Wednesday, June 29, 2016

I Listen So You Don't Have To: Talk Is Jericho, Ep. 259

Nancy Toffoloni's (Benoit) sister speaks about the murder
Photo Credit: Daryll Dyck
If you’re new, here’s the rundown. We listen to a handful of wrestling podcasts each week. Too many, probably, though certainly not all of them. In the interest of saving you time — in case you have the restraint to skip certain episodes — the plan is to give the bare bones of a given show and let you decide if it’s worth investing the time to hear the whole thing. There are many wrestling podcasts out there, of course, but this feature largely hews to the regular rotation we feel best fit the category of hit or miss. If we can save other folks some time, we’re happy to do so.

Show: Talk Is Jericho
Episode: 259
Run Time: 1:44:54
Guest: Sandra Toffoloni

Summary: Released around the ninth anniversary of the Benoit family murders, Chris Jericho interviews Sandra Toffoloni, sister of Nancy Benoit. Sandra was ten years younger than Nancy, so she grew up in awe of what her sister was doing in the wrestling business, though she never became a fan herself. She first met Chris Benoit backstage at Bash of the Beach '96 as a real fight was being broken up between him and Kevin Sullivan. From there, she got very close to the family, and basically lived with them for the last year or so of their lives. Sandra says the deaths of some of his close friends in the business, especially Eddie Guerrero, put Chris in a state of "perpetual bereavement" from which he never truly recovered. He also became increasingly paranoid and thought people were following him. She talks about the complex levels of grieving and anger that she has felt in the years since the murders, and she offers her own thoughts about what could have possibly caused Chris to do what he did.

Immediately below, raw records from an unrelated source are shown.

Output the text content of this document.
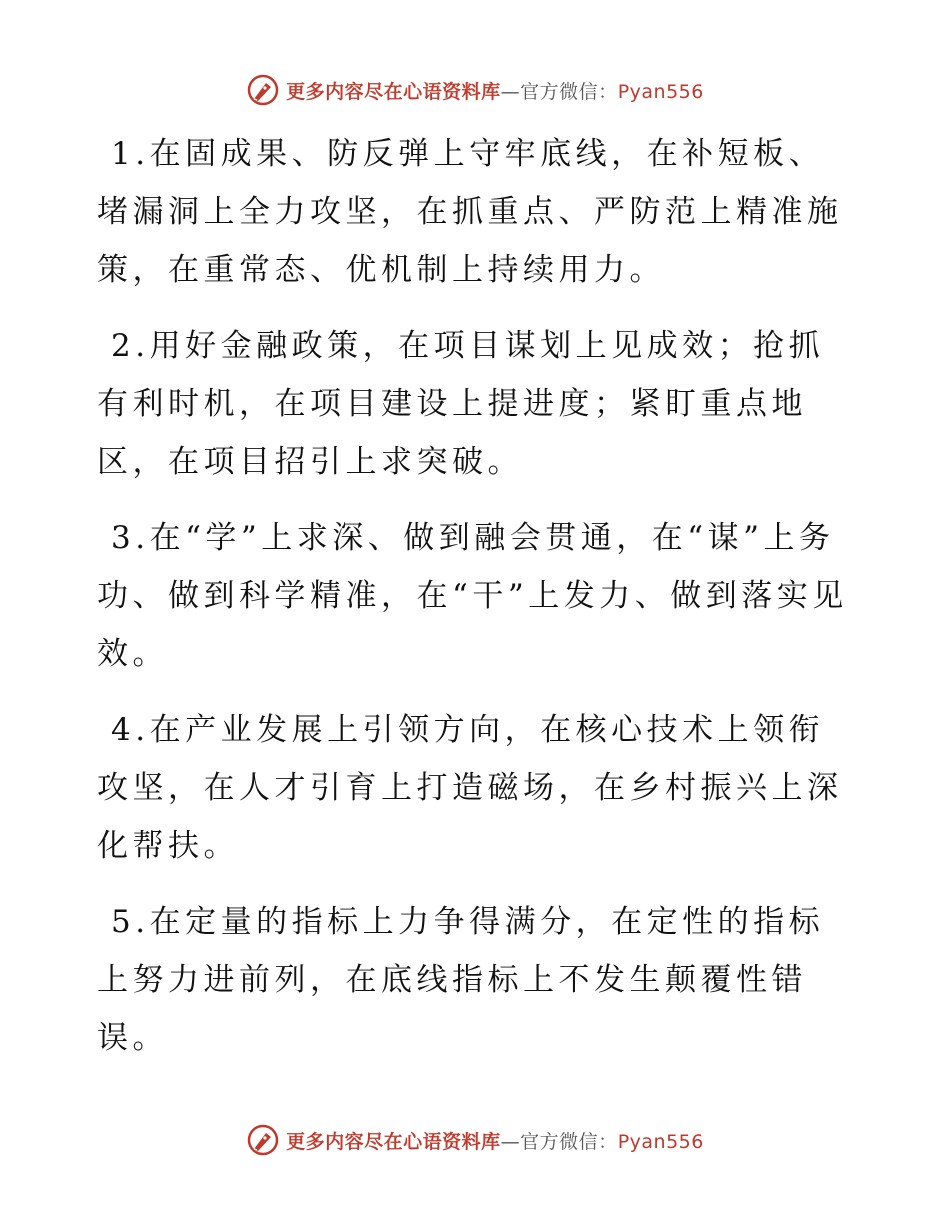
更多内容尽在心语资料库—官方微信：Pyan556

1.在固成果、防反弹上守牢底线，在补短板、堵漏洞上全力攻坚，在抓重点、严防范上精准施策，在重常态、优机制上持续用力。

2.用好金融政策，在项目谋划上见成效；抢抓有利时机，在项目建设上提进度；紧盯重点地区，在项目招引上求突破。

3.在“学”上求深、做到融会贯通，在“谋”上务功、做到科学精准，在“干”上发力、做到落实见效。

4.在产业发展上引领方向，在核心技术上领衔攻坚，在人才引育上打造磁场，在乡村振兴上深化帮扶。

5.在定量的指标上力争得满分，在定性的指标上努力进前列，在底线指标上不发生颠覆性错误。

更多内容尽在心语资料库—官方微信：Pyan556
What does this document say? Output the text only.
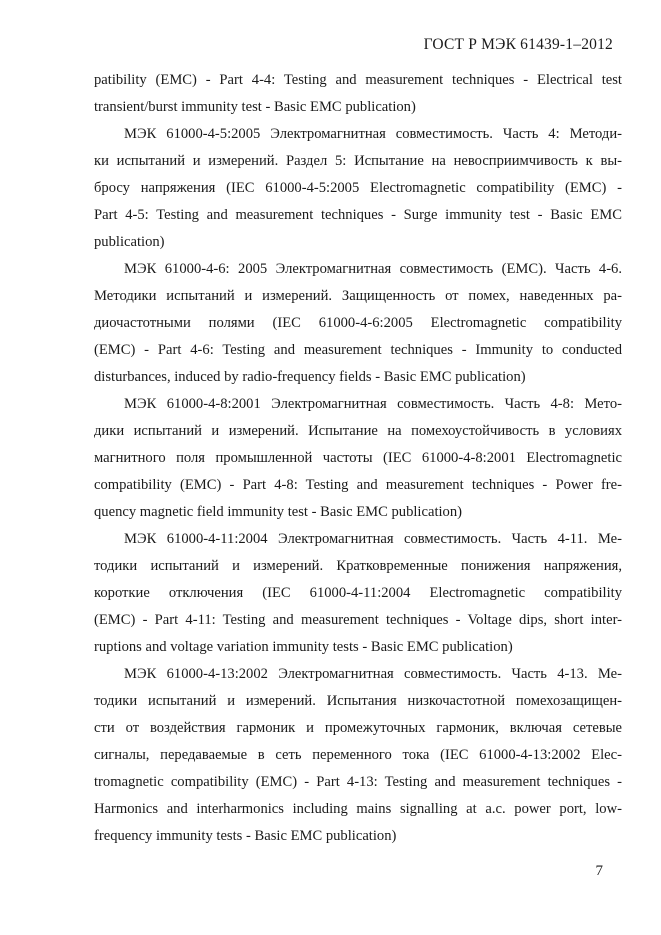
ГОСТ Р МЭК 61439-1–2012
patibility (EMC) - Part 4-4: Testing and measurement techniques - Electrical test
transient/burst immunity test - Basic EMC publication)
МЭК 61000-4-5:2005 Электромагнитная совместимость. Часть 4: Методи-
ки испытаний и измерений. Раздел 5: Испытание на невосприимчивость к вы-
бросу напряжения (IEC 61000-4-5:2005 Electromagnetic compatibility (EMC) -
Part 4-5: Testing and measurement techniques - Surge immunity test - Basic EMC
publication)
МЭК 61000-4-6: 2005 Электромагнитная совместимость (EMC). Часть 4-6.
Методики испытаний и измерений. Защищенность от помех, наведенных ра-
диочастотными полями (IEC 61000-4-6:2005 Electromagnetic compatibility
(EMC) - Part 4-6: Testing and measurement techniques - Immunity to conducted
disturbances, induced by radio-frequency fields - Basic EMC publication)
МЭК 61000-4-8:2001 Электромагнитная совместимость. Часть 4-8: Мето-
дики испытаний и измерений. Испытание на помехоустойчивость в условиях
магнитного поля промышленной частоты (IEC 61000-4-8:2001 Electromagnetic
compatibility (EMC) - Part 4-8: Testing and measurement techniques - Power fre-
quency magnetic field immunity test - Basic EMC publication)
МЭК 61000-4-11:2004 Электромагнитная совместимость. Часть 4-11. Ме-
тодики испытаний и измерений. Кратковременные понижения напряжения,
короткие отключения (IEC 61000-4-11:2004 Electromagnetic compatibility
(EMC) - Part 4-11: Testing and measurement techniques - Voltage dips, short inter-
ruptions and voltage variation immunity tests - Basic EMC publication)
МЭК 61000-4-13:2002 Электромагнитная совместимость. Часть 4-13. Ме-
тодики испытаний и измерений. Испытания низкочастотной помехозащищен-
сти от воздействия гармоник и промежуточных гармоник, включая сетевые
сигналы, передаваемые в сеть переменного тока (IEC 61000-4-13:2002 Elec-
tromagnetic compatibility (EMC) - Part 4-13: Testing and measurement techniques -
Harmonics and interharmonics including mains signalling at a.c. power port, low-
frequency immunity tests - Basic EMC publication)
7
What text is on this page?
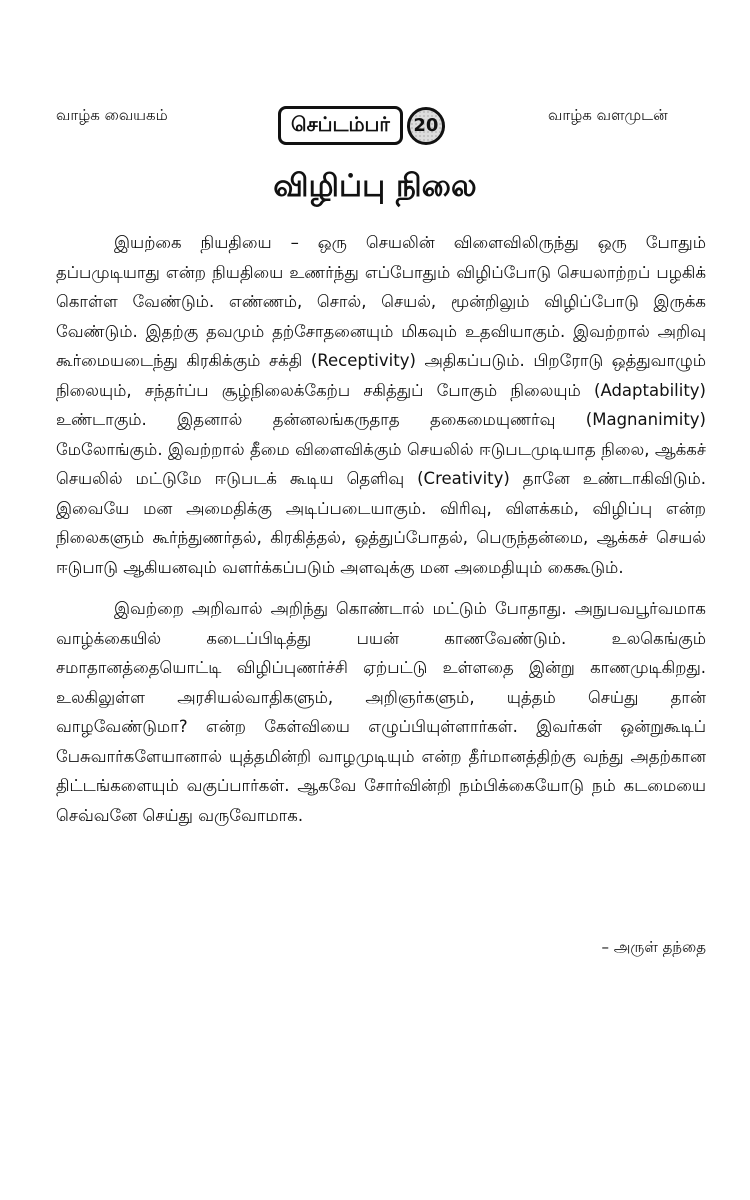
வாழ்க வையகம்	செப்டம்பர்	20	வாழ்க வளமுடன்
விழிப்பு நிலை

இயற்கை நியதியை – ஒரு செயலின் விளைவிலிருந்து ஒரு போதும் தப்பமுடியாது என்ற நியதியை உணர்ந்து எப்போதும் விழிப்போடு செயலாற்றப் பழகிக் கொள்ள வேண்டும். எண்ணம், சொல், செயல், மூன்றிலும் விழிப்போடு இருக்க வேண்டும். இதற்கு தவமும் தற்சோதனையும் மிகவும் உதவியாகும். இவற்றால் அறிவு கூர்மையடைந்து கிரகிக்கும் சக்தி (Receptivity) அதிகப்படும். பிறரோடு ஒத்துவாழும் நிலையும், சந்தர்ப்ப சூழ்நிலைக்கேற்ப சகித்துப் போகும் நிலையும் (Adaptability) உண்டாகும். இதனால் தன்னலங்கருதாத தகைமையுணர்வு (Magnanimity) மேலோங்கும். இவற்றால் தீமை விளைவிக்கும் செயலில் ஈடுபடமுடியாத நிலை, ஆக்கச் செயலில் மட்டுமே ஈடுபடக் கூடிய தெளிவு (Creativity) தானே உண்டாகிவிடும். இவையே மன அமைதிக்கு அடிப்படையாகும். விரிவு, விளக்கம், விழிப்பு என்ற நிலைகளும் கூர்ந்துணர்தல், கிரகித்தல், ஒத்துப்போதல், பெருந்தன்மை, ஆக்கச் செயல் ஈடுபாடு ஆகியனவும் வளர்க்கப்படும் அளவுக்கு மன அமைதியும் கைகூடும்.

இவற்றை அறிவால் அறிந்து கொண்டால் மட்டும் போதாது. அநுபவபூர்வமாக வாழ்க்கையில் கடைப்பிடித்து பயன் காணவேண்டும். உலகெங்கும் சமாதானத்தையொட்டி விழிப்புணர்ச்சி ஏற்பட்டு உள்ளதை இன்று காணமுடிகிறது. உலகிலுள்ள அரசியல்வாதிகளும், அறிஞர்களும், யுத்தம் செய்து தான் வாழவேண்டுமா? என்ற கேள்வியை எழுப்பியுள்ளார்கள். இவர்கள் ஒன்றுகூடிப் பேசுவார்களேயானால் யுத்தமின்றி வாழமுடியும் என்ற தீர்மானத்திற்கு வந்து அதற்கான திட்டங்களையும் வகுப்பார்கள். ஆகவே சோர்வின்றி நம்பிக்கையோடு நம் கடமையை செவ்வனே செய்து வருவோமாக.

– அருள் தந்தை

Quote of the Week: "It wasn't the act of someone with brain damage. It's impossible for that to have been the case. And I understand being someone that is experiencing this loss still, I understand the necessity to want to put it on something and say, 'This is why he did it. This is the reason right here.' Because the daily pain of living with not knowing why and not really knowing what happened is crippling. I can understand his parents and his family wanting to be able to say, 'This is why he wasn't himself.' And I just don't believe he was himself, yes, but I can't put it on any one thing. It was a combination of many things, outside factors, and an inner struggle that he had been going through for quite some time after Eddie. He almost always had this look in his eye of not so much 'Who's next,' it was more 'Am I next?'"

Why you should listen: You should listen to this not so much because you are a true crime fan, or because you want to hear weird details about the crime scene at the Benoit house. You will get some of that stuff, to be sure. But you should listen to this because Sandra Toffoloni offers a glimpse into what it's like for someone to come to terms with an unimaginable horror that shatters everything about their life that they thought they knew. How do you reconcile the gentle soul and good husband/father that Chris Benoit was with the murderer that he became in his final two days? How do you live after such a terrible thing happens to the two people you loved the most in the world? These are questions that very nearly don't have answers, but Sandra's strength and honesty give us an idea of how one even begins to live again.

Why you should skip it: The Benoit murder/suicide might be too sad of a story to even think about, and if that's the case for anyone out there, it would be best to steer clear of this one. You will not hear gory details, but the unspoken gory details will undoubtedly enter your head at certain times, and such awful imagery might be too painful for some to consider.

Final Thoughts: Chris Jericho still refuses to completely disavow Chris Benoit and never say another good word about him or mention his name. He believes that if we ever want to make even a bit of sense of what happened over that weekend in June 2007, we have to consider the lives that Chris and Nancy and their son Daniel lived up to the point of their deaths. We also have to humanize Nancy and Daniel, and not let them become mere footnotes in a grisly crime. Sandra gives intimate personal details of Nancy's wisdom and ability to give great advice, as well as a clear picture of Daniel's shyness that was offset by his laughter and mimicry skills. She also tells us that Chris was a good soul who cared deeply for his wife and child. But she also doesn't shy away from telling of his darker side and the emotional troubles he fought with over his last few years. Rather than writing off the murder/suicide as a mere case of a wrestler with brain damage going crazy and killing his family, Sandra shows that it was much more complicated than that. The only trouble is that as our understanding of this tragedy becomes more complicated and complex, the more it haunts us.